Lettres à un jeune poète de Rainer Maria Rilke

LETTRES A UN JEUNE POETE IGUn élève officier de l’armée austro-hongroise, aspirant écrivain, adresse ses tentatives poétiques à Rainer Maria Rilke et sollicite son avis. De 1903 à 1908, en quelque dix lettres, le jeune homme, alors à la croisée des chemins, hésitant entre la voie toute tracée de la carrière militaire et la solitude aventureuse de la vie d’écrivain, confie à son aîné admiré ses doutes, ses souffrances, ses émois sentimentaux, ses interrogations sur l’amour et la sexualité, sa difficulté de créer et d’exister.
Le poète lui répond. Une correspondance s’engage. Refusant d’emblée le rôle de critique, Rilke ne dira rien sur ses vers, mais il exposera ce qu’implique pour lui le fait d’écrire, de vivre en poète et de vivre tout court.

 

Ma lecture 

Lors de mes lectures le nom de Rilke revenait souvent et en particulier avec cet ouvrage dont le titre ne pouvait que m’inciter à le découvrir. J’aime beaucoup les correspondances, les échanges épistolaires surtout quand il s’agit de courriers d’écrivain(e)s car comme dans les journaux intimes, les personnalités se révèlent, se « lâchent » et ici je dois dire que j’ai été surprise du contenu.

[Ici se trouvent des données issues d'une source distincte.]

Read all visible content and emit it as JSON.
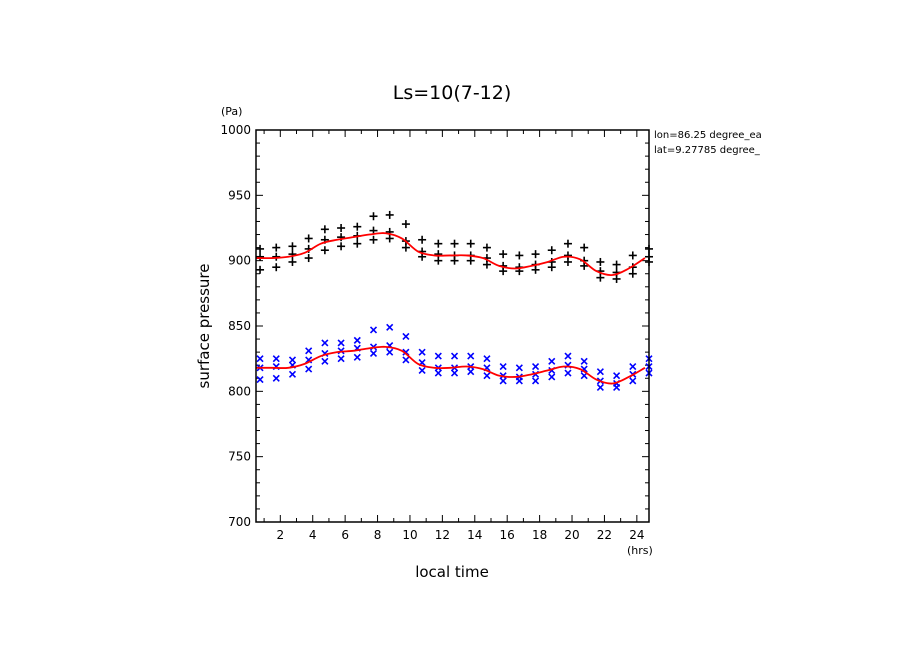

Je pensais lire des conseils d’écriture d’un poète affirmé et reconnu à un apprenti-poète et finalement ce sont dix lettres d’un poète certes mais d’un philosophe à un jeune officier, Monsieur Kappus, celui-ci attendant un avis sur ses écrits et recevant finalement des préceptes de vie : la solitude, la vie, l’amour, la maturité, les choix, préceptes nécessaires selon Rilke au travail d’écrivain

Laissez à vos jugements leur évolution propre, silencieuse, sereine ; comme tout progrès, elle doit venir du fond de votre être et rien ne peut ni la presser ni la hâter. Tout est là : porter à terme, puis enfanter. Il vous faut laisser chaque impression, chaque germe de sentiment s’accomplir en vous, dans l’obscure, l’indicible, l’inconscient, le domaine inaccessible à votre propre intelligence et attendre avec une humilité et une patience profondes l’heure de la naissance d’une nouvelle clarté : cela seul est vivre pour l’art, qu’il s’agisse de comprendre ou de créer. (p19)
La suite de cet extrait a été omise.